Die grosse Verliererin der Parlamentswahlen sind neben den Mitte-Parteien die Grünen. Sie profitierten 2011 vom Fukushima-Effekt und vom erfrischenden Wahlkampf ihres damals neu gewählten Regierungsrats Isaac Reber. Mit noch acht Sitzen finden sich die Grünen nach gestern auf dem Stand von 2003 wieder. Weshalb? Die Grünen haben in der ablaufenden Legislatur nicht geschafft, ihre Wählerstärke und die neugewonnene Regierungsverantwortung in eine kohärente Politik zu giessen. Wofür stehen die Baselbieter Grünen 2015? Eine wirtschaftsliberale Finanzpolitik und konservative Ansätze in der Bildungspolitik haben viele Öko-Konservative verunsichert. Die These, wonach die Grünen namentlich im ländlichen Raum für ihre Pro-Haltung bei der Kantonsfusion abgestraft worden sein sollen, ist nicht ganz abwegig, lässt sich aber nicht ohne weiteres untermauern: So hat sich die SP, die in der Fusions-Frage ähnlich prononciert wie die Grünen auftrat, unbeschadet als zweitstärkste politische Kraft im Baselbiet behaupten können. Die Stabilität der SP bei den Parlamentswahlen ist ein Hinweis dafür, dass der Verlust des Regierungssitzes eher auf personelle und wahltaktische Fehlentscheide als auf eine generelle Schwäche der Partei zurückzuführen ist. Als Partei in der Opposition werden die Baselbieter Genossen ihr Profil ab dem 1. Juli, dem Beginn der neuen Legislatur, schärfen und auf junge Kräfte setzen können.

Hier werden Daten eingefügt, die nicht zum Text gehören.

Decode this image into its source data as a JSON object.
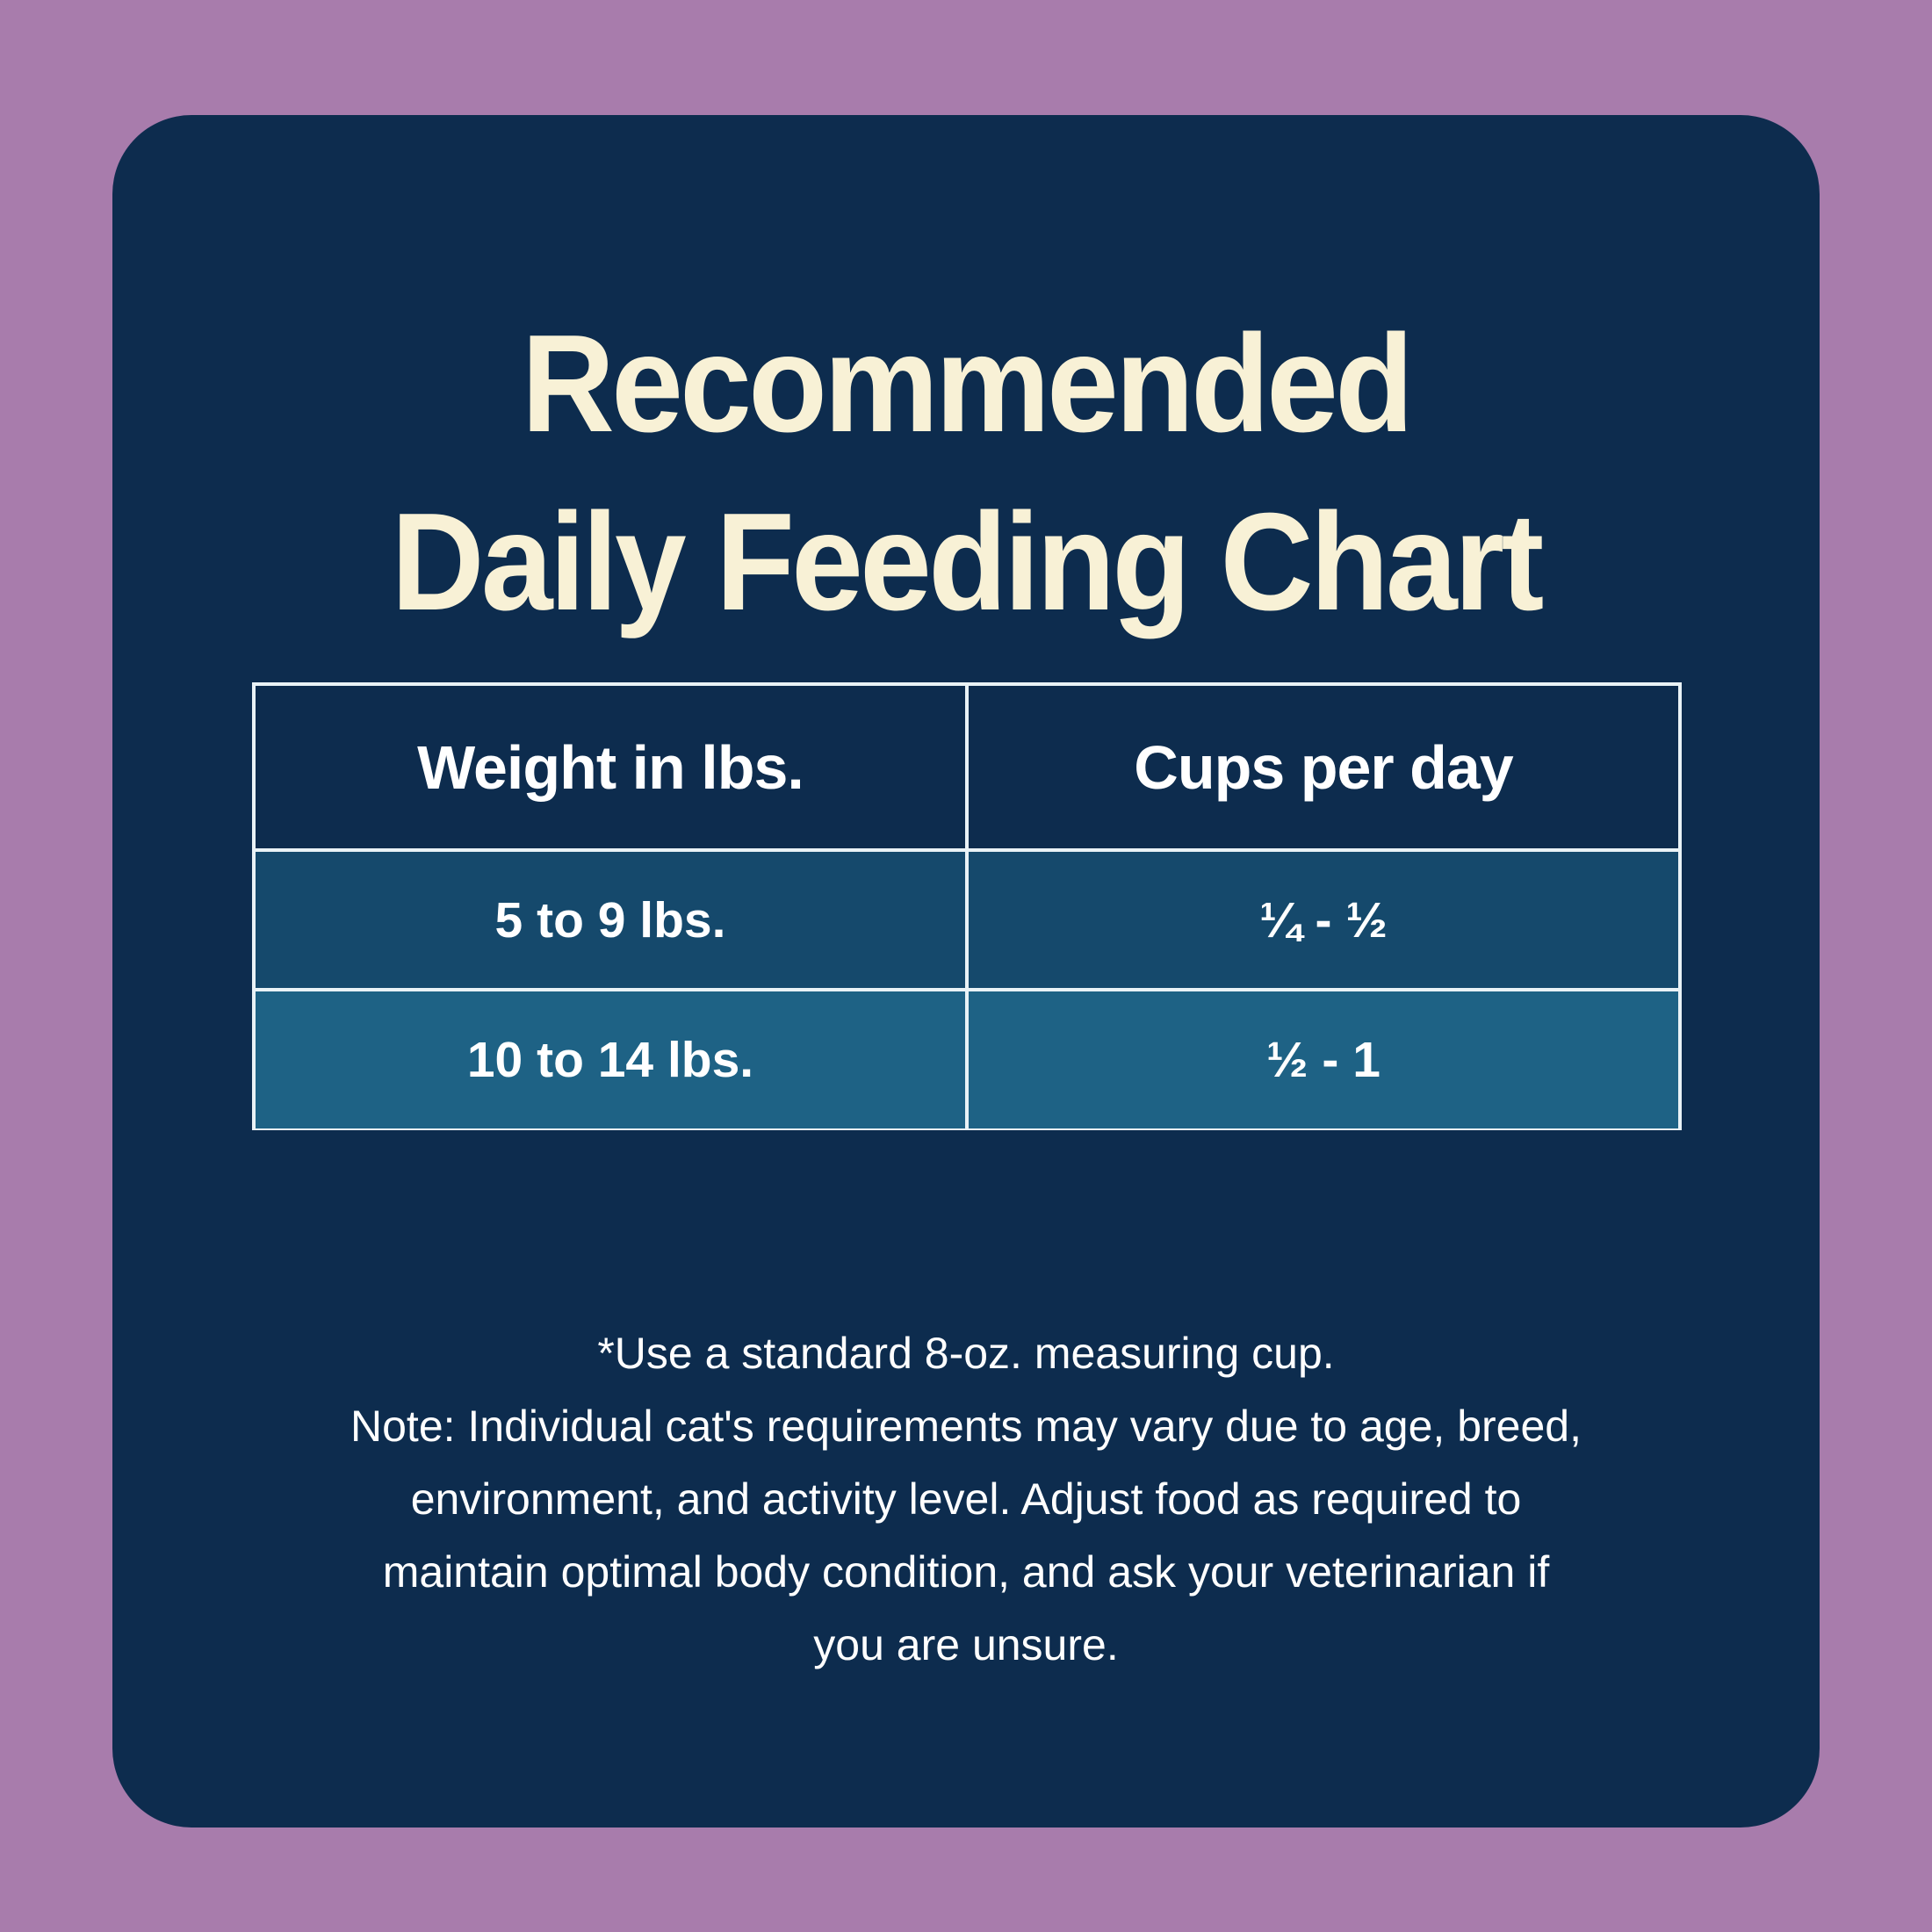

Bleiben noch die erneuten Gewinne der SVP: Mit vier zusätzlichen Mandaten kann sie ihre Position als grösste Partei ausbauen, die sie seit 2011 innehat. Der Höhenflug der im Baselbiet gemässigter auftretenden SVP findet seine Entsprechung in dem auf nationaler Ebene spürbaren Trend Richtung Konservativismus sowie den ersten Umfragen zu den eidgenössischen Wahlen vom Herbst. Von allen Wahlresultaten hat jenes der SVP am ehesten Signalwirkung für die übrige Schweiz. Es ist überdies das politisch folgenreichste Resultat des gestrigen Wahlsonntags: Die neuen Mehrheitsverhältnisse im Landrat werden die Sachpolitik im Baselbiet weitaus stärker beeinflussen als die Tatsache, dass die SP gestern nach 90 Jahren aus der Regierung geworfen wurde.